Le Japon multiplie lui aussi les initiatives…
100% de contenants et d’emballages réutilisables, recyclables ou biodégradables : voici l’objectif du groupe japonais Shiseido d’ici 2025. Pour mener à bien ce défi, le groupe a annoncé un partenariat avec R Plus Japan Ltd, une société japonaise spécialisée dans le développement de technologies écoresponsables, elle-même associée à Anellotech Inc., entreprise de biochimie américaine. Les deux entreprises ont pour objectif de mettre au point un procédé de recyclage thermocatalytique permettant de convertir les plastiques à usage unique en produits chimiques de base afin de les recycler en nouveaux plastiques.

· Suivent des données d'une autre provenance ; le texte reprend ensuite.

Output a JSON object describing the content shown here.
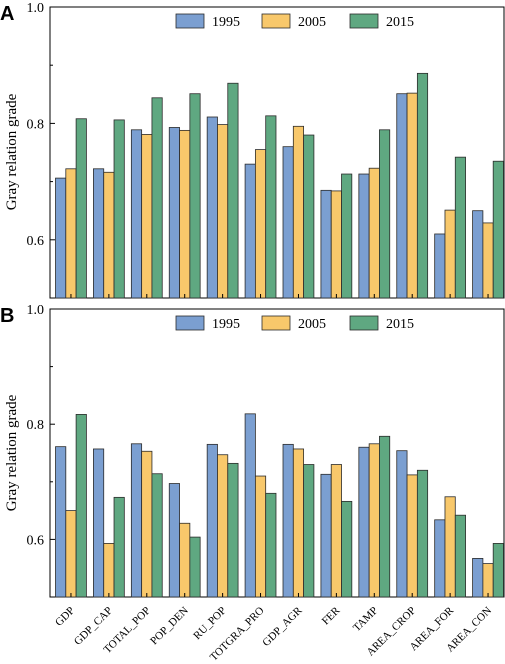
{
  "chart_data": [
    {
      "panel": "A",
      "type": "bar",
      "ylabel": "Gray relation grade",
      "ylim": [
        0.5,
        1.0
      ],
      "yticks": [
        "0.6",
        "0.8",
        "1.0"
      ],
      "categories": [
        "GDP",
        "GDP_CAP",
        "TOTAL_POP",
        "POP_DEN",
        "RU_POP",
        "TOTGRA_PRO",
        "GDP_AGR",
        "FER",
        "TAMP",
        "AREA_CROP",
        "AREA_FOR",
        "AREA_CON"
      ],
      "legend_position": "top",
      "series": [
        {
          "name": "1995",
          "color": "#7B9FD1",
          "values": [
            0.706,
            0.722,
            0.789,
            0.793,
            0.811,
            0.73,
            0.76,
            0.685,
            0.713,
            0.851,
            0.61,
            0.65
          ]
        },
        {
          "name": "2005",
          "color": "#F8C86B",
          "values": [
            0.722,
            0.716,
            0.781,
            0.788,
            0.798,
            0.755,
            0.795,
            0.684,
            0.723,
            0.852,
            0.651,
            0.629
          ]
        },
        {
          "name": "2015",
          "color": "#5FA881",
          "values": [
            0.808,
            0.806,
            0.844,
            0.851,
            0.869,
            0.813,
            0.78,
            0.713,
            0.789,
            0.886,
            0.742,
            0.735
          ]
        }
      ]
    },
    {
      "panel": "B",
      "type": "bar",
      "ylabel": "Gray relation grade",
      "ylim": [
        0.5,
        1.0
      ],
      "yticks": [
        "0.6",
        "0.8",
        "1.0"
      ],
      "categories": [
        "GDP",
        "GDP_CAP",
        "TOTAL_POP",
        "POP_DEN",
        "RU_POP",
        "TOTGRA_PRO",
        "GDP_AGR",
        "FER",
        "TAMP",
        "AREA_CROP",
        "AREA_FOR",
        "AREA_CON"
      ],
      "legend_position": "top",
      "series": [
        {
          "name": "1995",
          "color": "#7B9FD1",
          "values": [
            0.761,
            0.757,
            0.766,
            0.697,
            0.765,
            0.818,
            0.765,
            0.713,
            0.76,
            0.754,
            0.634,
            0.567
          ]
        },
        {
          "name": "2005",
          "color": "#F8C86B",
          "values": [
            0.65,
            0.593,
            0.753,
            0.628,
            0.747,
            0.71,
            0.757,
            0.73,
            0.766,
            0.712,
            0.674,
            0.558
          ]
        },
        {
          "name": "2015",
          "color": "#5FA881",
          "values": [
            0.817,
            0.673,
            0.714,
            0.604,
            0.732,
            0.68,
            0.73,
            0.666,
            0.779,
            0.72,
            0.642,
            0.593
          ]
        }
      ]
    }
  ]
}
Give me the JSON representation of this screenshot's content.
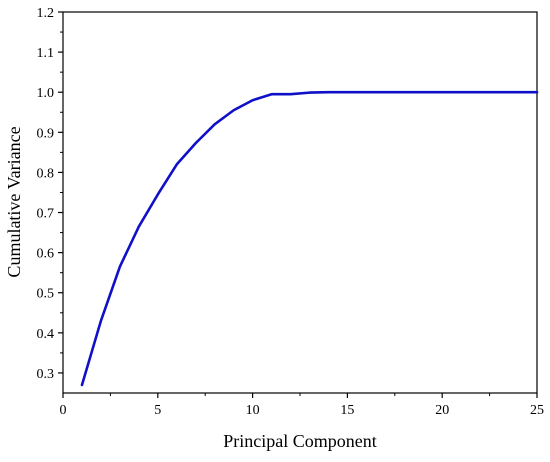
{
  "chart_data": {
    "type": "line",
    "xlabel": "Principal Component",
    "ylabel": "Cumulative Variance",
    "xlim": [
      0,
      25
    ],
    "ylim": [
      0.25,
      1.2
    ],
    "x_ticks": [
      0,
      5,
      10,
      15,
      20,
      25
    ],
    "y_ticks": [
      0.3,
      0.4,
      0.5,
      0.6,
      0.7,
      0.8,
      0.9,
      1.0,
      1.1,
      1.2
    ],
    "x_tick_labels": [
      "0",
      "5",
      "10",
      "15",
      "20",
      "25"
    ],
    "y_tick_labels": [
      "0.3",
      "0.4",
      "0.5",
      "0.6",
      "0.7",
      "0.8",
      "0.9",
      "1.0",
      "1.1",
      "1.2"
    ],
    "grid": false,
    "line_color": "#1010c8",
    "series": [
      {
        "x": [
          1,
          2,
          3,
          4,
          5,
          6,
          7,
          8,
          9,
          10,
          11,
          12,
          13,
          14,
          15,
          16,
          17,
          18,
          19,
          20,
          21,
          22,
          23,
          24,
          25
        ],
        "values": [
          0.27,
          0.43,
          0.565,
          0.665,
          0.745,
          0.82,
          0.873,
          0.92,
          0.955,
          0.98,
          0.995,
          0.995,
          0.999,
          1.0,
          1.0,
          1.0,
          1.0,
          1.0,
          1.0,
          1.0,
          1.0,
          1.0,
          1.0,
          1.0,
          1.0
        ]
      }
    ]
  }
}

En Afrique, débute un cycle de négociations qui visent à aboutir à un traité international
Quelque 300 millions de tonnes de déchets plastiques sont produites chaque année dans le monde, dont 11 millions finissent dans les océans, mais selon l’ONU, « le manque de statistiques » concernant l’Afrique « est un obstacle majeur ». Autre obstacle, le manque d’engagement de certains pays en partie lié à l’impact économique et social du secteur du plastique qui crée de l’emploi dans plusieurs d’entre eux, dont l’Afrique du Sud où il fait travailler quelque 65.000 personnes.
L’Afrique, qui réceptionne déjà des produits toxiques au rebut venus d’ailleurs, deviendra-t-elle, en plus, « la poubelle du monde » des déchets plastiques ? A l’Assemblée de l’ONU pour l’environnement qui s’est ouverte cette semaine à Nairobi, les pays africains tenteront de s’unir pour l’éviter. Ils essaieront de parvenir à une position commune sur l’interdiction d’importer des déchets plastiques sur le continent, en vue de pourparlers pour un accord international contre la pollution du plastique.
« La pollution plastique s’est développée au point de devenir, elle aussi, une véritable épidémie », indique Espen Barth Eide, la présidente de l’Assemblée des Nations unies pour l’environnement. Greenpeace Afrique parle de « bombe à retardement mortelle ».
Concrètement, l’assemblée devrait adopter une motion créant un Comité intergouvernemental de négociation, en vue de l’élaboration d’un traité « fort et juridiquement contraignant » sur la pollution plastique, avec pour échéance possible la prochaine assemblée environnement onusienne, dans deux ans.